Homesteading Advice: Fall Preserving Techniques, Pest Control and Deep Well Water

The Ask MOTHER column provides homesteading advice. This issue covers fall preserving techniques, controlling mice and how to retrieve water from a deep well.

| October/November 2000

The Ask MOTHER column provides answers to readers questions about modern homesteading. This issue answers questions about fall preserving techniques, pest control and deep well water.

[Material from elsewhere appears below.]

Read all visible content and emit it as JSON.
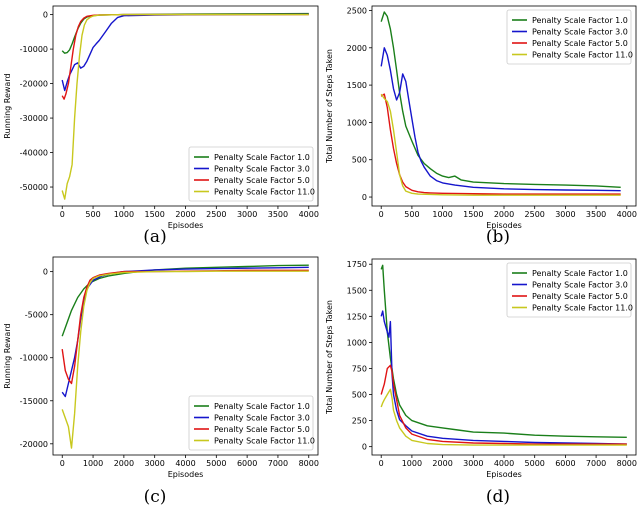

We need to store approximately 600 pounds of potatoes. What is the best way to keep them?

Ed T.
Hamilton, IN

Potatoes are alive but dormant, awaiting spring to sprout and grow. Use fall preserving techniques to keep them thinking that they're still buried in the soil and that it's late fall, and they will last through winter and into spring — longer if you can maintain their temperature and humidity needs.

To do this, you must provide them absolute, pitch-black dark — a squeak of light makes them think spring has arrived and they'll start pushing out buds. Also, they need to be stored at high (95%) humidity and at a temperature of 38 degrees Fahrenheit to 40 degrees Fahrenheit if they are to be eaten soon. Reduce temperatures to 34 degrees Fahrenheit to 36 degrees Fahrenheit for long-term storage (but warm again before eating).

Pack loosely in open-slated crates with air passages over, under and around them to reduce the chance of rot. Discourage sprouting by leaving apples to spoil in the storage. The ethylene gas that apples emit encourages fruit to ripen, but potatoes to remain dormant.